There will be value in reducing energy use for four reasons. The first is economic. If energy consumption can be reduced while maintaining productivity, Ontario will need to import less energy and the economy will improve as a result.

The second is also economic. To the extent that Ontario leads in the development and use of energy saving innovations and processes, it will have a market advantage when reducing energy use becomes a continental objective, and even a global objective.

The third reason is environmental. Other things being equal, the amount of air pollution, whether from vehicles or buildings, is closely related to the amount of energy used. Thus energy conservation will improve air quality.

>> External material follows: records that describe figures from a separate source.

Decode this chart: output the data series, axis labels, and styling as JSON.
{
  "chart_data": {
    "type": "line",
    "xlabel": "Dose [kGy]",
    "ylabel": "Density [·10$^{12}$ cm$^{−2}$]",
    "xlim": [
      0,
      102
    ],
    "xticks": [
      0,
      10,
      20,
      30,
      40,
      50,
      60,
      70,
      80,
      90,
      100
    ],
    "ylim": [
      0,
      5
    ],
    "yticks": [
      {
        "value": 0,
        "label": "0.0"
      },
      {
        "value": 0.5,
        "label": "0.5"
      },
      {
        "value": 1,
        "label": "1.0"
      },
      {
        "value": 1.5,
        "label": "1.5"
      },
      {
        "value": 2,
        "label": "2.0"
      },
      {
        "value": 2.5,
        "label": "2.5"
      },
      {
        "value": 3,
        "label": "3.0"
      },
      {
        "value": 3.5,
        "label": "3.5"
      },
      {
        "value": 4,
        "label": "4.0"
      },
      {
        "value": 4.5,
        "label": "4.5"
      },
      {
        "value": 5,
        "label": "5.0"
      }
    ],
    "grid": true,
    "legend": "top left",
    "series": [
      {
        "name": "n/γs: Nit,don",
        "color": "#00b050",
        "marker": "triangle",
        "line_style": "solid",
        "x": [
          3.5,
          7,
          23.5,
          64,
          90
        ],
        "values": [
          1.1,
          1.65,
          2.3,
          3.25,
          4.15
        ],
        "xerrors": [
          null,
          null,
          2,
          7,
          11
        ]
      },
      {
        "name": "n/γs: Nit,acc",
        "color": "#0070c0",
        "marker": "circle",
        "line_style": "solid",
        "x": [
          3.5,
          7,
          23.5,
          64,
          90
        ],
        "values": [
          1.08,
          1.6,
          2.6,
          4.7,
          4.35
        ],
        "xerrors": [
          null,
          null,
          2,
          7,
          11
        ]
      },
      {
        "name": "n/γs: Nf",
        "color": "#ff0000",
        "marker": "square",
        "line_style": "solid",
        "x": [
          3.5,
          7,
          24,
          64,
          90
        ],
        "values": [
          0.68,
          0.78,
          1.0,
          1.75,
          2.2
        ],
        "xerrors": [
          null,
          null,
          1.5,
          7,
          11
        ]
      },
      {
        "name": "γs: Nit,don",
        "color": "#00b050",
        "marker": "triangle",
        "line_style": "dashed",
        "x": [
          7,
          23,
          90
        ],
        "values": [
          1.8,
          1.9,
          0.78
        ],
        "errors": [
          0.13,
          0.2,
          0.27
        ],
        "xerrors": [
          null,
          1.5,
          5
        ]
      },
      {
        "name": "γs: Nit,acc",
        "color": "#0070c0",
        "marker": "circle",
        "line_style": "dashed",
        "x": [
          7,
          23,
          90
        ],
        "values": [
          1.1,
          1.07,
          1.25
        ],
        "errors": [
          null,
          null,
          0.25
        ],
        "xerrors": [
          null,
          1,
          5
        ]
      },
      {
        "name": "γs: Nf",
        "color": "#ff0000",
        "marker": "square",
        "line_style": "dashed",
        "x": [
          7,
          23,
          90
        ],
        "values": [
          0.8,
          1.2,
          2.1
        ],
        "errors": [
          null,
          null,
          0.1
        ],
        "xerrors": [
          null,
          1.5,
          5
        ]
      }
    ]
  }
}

It's not only urban air quality that will improve. A monitoring station that records among the highest smog levels in the Central Ontario Zone is Stouffville, 45 kilometres north east of downtown Toronto. Smog is mainly ground-level ozone, formed by the action of sunlight on emissions from combustion processes (in vehicle engines but also in factories and other buildings). It takes time for the smog to form, and so it's often places downwind of the source--such as Stouffville--that have the highest pollution levels.

The fourth reason for reducing energy use is also environmental. Emissions of greenhouse gases are almost directly proportional to consumption of fossil fuels. Reduction in fossil fuel use will contribute toward attainment of Canada's commitments in connection with the United Nations Framework Convention on Climate Change, including the Kyoto Protocol and subsequent agreements that may be undertaken.